Following Berlinger’s graduation from the Wharton School, the Amateur Athletic Union selected him to represent the United States in a three month Goodwill Tour of South Africa. During the tour he set at least six South African records and was said to be “at the top of this game,” but a pulled muscle prevented his efforts to qualify for the 1932 Olympic games in Los Angeles. In one of his last appearances at the World’s Fair in Chicago in 1933, Barney set a new world’s record for the one day Decathlon and shortly thereafter the event was moved to a two day venue.
In 1934, Berlinger began his long career with Quaker City Gear Works in Huntingdon Valley, Pennsylvania, but continued to be involved with athletics for many years.
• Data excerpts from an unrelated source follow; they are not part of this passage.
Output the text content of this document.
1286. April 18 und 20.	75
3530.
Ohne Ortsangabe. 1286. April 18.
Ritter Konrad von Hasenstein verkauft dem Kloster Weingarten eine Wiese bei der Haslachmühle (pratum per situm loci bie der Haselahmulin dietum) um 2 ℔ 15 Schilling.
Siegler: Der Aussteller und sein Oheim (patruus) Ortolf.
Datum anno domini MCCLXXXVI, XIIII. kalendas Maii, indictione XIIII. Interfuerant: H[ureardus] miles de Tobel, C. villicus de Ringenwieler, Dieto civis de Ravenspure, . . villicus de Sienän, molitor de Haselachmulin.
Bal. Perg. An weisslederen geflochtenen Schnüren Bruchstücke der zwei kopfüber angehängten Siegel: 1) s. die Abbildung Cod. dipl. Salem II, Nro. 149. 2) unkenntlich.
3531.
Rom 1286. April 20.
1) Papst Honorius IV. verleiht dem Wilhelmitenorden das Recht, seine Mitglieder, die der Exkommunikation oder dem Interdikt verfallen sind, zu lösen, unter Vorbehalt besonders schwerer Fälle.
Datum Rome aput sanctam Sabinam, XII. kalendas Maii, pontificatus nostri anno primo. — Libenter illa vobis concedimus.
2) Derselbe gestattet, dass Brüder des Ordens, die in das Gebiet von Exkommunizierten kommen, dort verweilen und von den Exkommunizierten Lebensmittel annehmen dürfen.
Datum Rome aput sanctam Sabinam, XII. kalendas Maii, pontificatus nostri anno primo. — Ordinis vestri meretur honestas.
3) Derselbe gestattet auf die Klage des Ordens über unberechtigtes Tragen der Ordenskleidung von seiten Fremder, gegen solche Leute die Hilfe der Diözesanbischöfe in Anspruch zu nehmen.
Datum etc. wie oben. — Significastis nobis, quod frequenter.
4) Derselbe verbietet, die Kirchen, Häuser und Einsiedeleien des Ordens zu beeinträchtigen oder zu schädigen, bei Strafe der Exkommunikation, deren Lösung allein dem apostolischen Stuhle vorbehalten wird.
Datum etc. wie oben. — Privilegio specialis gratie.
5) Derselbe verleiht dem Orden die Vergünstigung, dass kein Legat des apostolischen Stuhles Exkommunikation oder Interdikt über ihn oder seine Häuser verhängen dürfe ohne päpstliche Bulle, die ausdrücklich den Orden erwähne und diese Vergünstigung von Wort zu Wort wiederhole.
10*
In 1947 he was selected by the US Army as their “Coach of Coaches” and helped to teach a select group of Army officers how to properly coach and train soldiers wanting to compete in track and field athletics during allied occupation. This led to his 1952 appointment by President Eisenhower as a special emissary in his People-to-People Sports Program. Later in life, as his passion turned to hunting and similar sports, he became a member of many hunt and fishing clubs in and around Philadelphia.
At the time of his retirement as president of the Quaker City Gear Works Company, Barney Berlinger was a member of the inaugural classes of both the Penn Charter Sports Hall of Fame and the University of Pennsylvania Sports Hall of Fame as well as a member of the Pennsylvania Fish and Game Association and the Shikar Safari Club International. He also served as the first president of the African Safari Club of Philadelphia. Berlinger counted amongst his personal acquaintances Babe Ruth, Douglas MacArthur, Jimmy Stewart, Lou Gehrig, and Jim Thorpe, to whom he had been compared often during the 1930’s. Berlinger died in Doylestown, Pennsylvania, on December 2nd, 2002.